Sunday, March 17, 2013

The Last One

                        This is not meant to be a nostalgic sob story by an old time sport's writer distraught about the Big East conference as we know it ending. Unfortunatley, it will just be a young bloggers goodbye to the greatest college basketball conference ever assembled. There is no real great place to begin when describing the Big East and its postseason tournament. It is dripping wet with college basketball history and lore. This piece will not do it justice, but I am going to give it Hell.


                 Where to start, ah yes, The Garden. The Mecca, The World's most famous arena. Is there possibly a better venue? Not a chance. The arena is built for this. Sure, the Knicks and Rangers are the tennents, but the Garden is for Big East Basketball. Plain and simple. The collection of fans it brings together, and the playground of Manhattan just beckoning outside these hallowed walls, it is indescribible. The fans are the atmosphere, but something about that building brings it to a whole new level. I will dare to say that is the best atmosphere in all of college basketball. It does not have the Final Four importance, nor does it have the national relevance that the first weekend of the tournament has, and it certainly does not have that on campus feel. But it is better. Ask someone that has been there.


                     I am a veteran of five Big East tournaments. I have witnessed four Big East Tournament Titles, and have been to close to twenty games inside the Garden overall. The passion this tournament brings trumps that of the NCAA tournament. Its the Garden, you are not just rooting against some of these teams, you hate them. You hate their fans, and they hate you. Its college basketball at its most pure level. UConn, Syracuse?  Calhoun, Boeheim, Huggins?  They were the villains that took over Gotham for one week in the middle of March annually. But, no more.

The allure of the Big East tournament was and still is simple. A weekend in New York in March. check. Watching some of the best basketball money can buy. check. Need I say more?  That is why I am going to miss it.

-Seeing Gerry McNamara takeover a town for a weekend (Hell, I was half rooting for him towards the end) -The collection of iconic coaches roaming the sideline, Calhoun, Pitino, Huggins, Boeheim, Dixon, Wright, Thompson III. 
-The level of play with the likes of Carmelo Anthony, Emeka Okafor, Ryan Gomes, Craig Smith, and so on and on and on and on......
-UConn, Syracuse, Louisville, Pitt, Marquette, Georgetown, Villanova,Cincinnati, Notre Dame all in the same building in one weekend
-Walking down Broadway wearing your team colors proudly.
-Having some wild stories to tell, or well, ehh maybe not tell.

                   It sucks, it is over. Still,  the name will lives on, and half of the league will continue to have this weekend, but they know it will never be the same. How could it?  Butler and Xavier are not Pitt and Syracuse. As a Pitt fan, how am I going to get excited about the ACC tournament in Greensboro, North Carolina? How as a town can Greensboro expect to create excitment for Pitt, Syracuse, Louisville, and Notre Dame fans? It can not. The Big East tournament was one of a kind, and it is dead. It is something that will be talked about as long as college basketball is being played. The Big East had it right. Now all they will have will be the two minute montages ESPN put together.

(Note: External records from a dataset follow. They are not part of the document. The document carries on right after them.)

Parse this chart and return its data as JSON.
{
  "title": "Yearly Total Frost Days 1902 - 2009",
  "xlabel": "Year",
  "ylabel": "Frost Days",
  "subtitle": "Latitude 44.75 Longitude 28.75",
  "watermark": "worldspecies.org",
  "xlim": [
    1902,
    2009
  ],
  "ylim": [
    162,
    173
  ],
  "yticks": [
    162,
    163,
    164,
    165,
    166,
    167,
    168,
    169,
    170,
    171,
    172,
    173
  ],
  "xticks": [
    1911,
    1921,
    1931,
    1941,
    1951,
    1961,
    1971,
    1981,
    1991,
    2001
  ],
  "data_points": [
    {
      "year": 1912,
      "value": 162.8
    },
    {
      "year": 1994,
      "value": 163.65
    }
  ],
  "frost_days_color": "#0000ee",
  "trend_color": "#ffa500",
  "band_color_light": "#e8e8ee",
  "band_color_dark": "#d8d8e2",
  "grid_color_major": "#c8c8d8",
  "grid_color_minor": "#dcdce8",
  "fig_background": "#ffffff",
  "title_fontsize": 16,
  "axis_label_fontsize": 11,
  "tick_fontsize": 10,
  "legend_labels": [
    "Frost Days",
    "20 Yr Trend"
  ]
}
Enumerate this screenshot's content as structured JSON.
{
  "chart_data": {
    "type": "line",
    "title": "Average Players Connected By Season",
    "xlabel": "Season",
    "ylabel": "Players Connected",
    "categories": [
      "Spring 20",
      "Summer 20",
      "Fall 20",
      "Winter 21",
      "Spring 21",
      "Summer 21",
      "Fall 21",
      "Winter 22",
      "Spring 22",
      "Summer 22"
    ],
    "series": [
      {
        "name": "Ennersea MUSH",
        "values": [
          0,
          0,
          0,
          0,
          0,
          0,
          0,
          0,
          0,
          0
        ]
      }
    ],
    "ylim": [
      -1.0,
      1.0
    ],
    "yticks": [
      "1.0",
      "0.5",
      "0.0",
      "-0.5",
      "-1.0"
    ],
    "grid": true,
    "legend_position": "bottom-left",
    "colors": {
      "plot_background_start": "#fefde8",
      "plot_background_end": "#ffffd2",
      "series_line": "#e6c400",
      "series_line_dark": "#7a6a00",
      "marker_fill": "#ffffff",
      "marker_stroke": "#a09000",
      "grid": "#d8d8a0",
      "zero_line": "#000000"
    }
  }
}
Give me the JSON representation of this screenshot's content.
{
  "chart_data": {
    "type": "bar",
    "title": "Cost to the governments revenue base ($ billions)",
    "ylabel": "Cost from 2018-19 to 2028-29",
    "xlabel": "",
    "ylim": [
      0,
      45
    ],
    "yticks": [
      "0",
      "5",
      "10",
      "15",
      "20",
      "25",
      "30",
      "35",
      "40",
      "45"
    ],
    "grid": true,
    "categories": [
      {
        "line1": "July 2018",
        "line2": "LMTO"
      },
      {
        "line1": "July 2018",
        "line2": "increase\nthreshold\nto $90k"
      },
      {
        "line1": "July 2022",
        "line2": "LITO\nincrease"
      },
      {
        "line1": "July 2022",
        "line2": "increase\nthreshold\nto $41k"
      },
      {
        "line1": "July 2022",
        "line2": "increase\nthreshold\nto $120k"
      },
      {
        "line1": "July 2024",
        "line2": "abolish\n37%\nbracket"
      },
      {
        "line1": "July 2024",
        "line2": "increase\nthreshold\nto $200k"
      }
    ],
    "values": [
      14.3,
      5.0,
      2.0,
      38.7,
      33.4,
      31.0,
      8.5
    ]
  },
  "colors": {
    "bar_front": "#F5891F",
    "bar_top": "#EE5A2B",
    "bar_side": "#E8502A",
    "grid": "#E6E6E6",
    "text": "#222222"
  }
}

             My last and greatest Big East tournament story took place just this past weekend, my friend calls me Saturday around noon. "Do you want to go to the Big East Championship, its the last one." I think it took me all of two seconds to say yes. Seven hours later we are scalping tickets for $100 outside of Pennsylvania Station. We were there, we made the last one. A long night of bickering Syracuse fans, celebrating Saint Patrick's Day, and waking up on a hotel room floor with a giant hole in my wallet later.....was it worth it?  No Doubt. I saw the last Big East Tournament game, and that is nothing I will ever forget.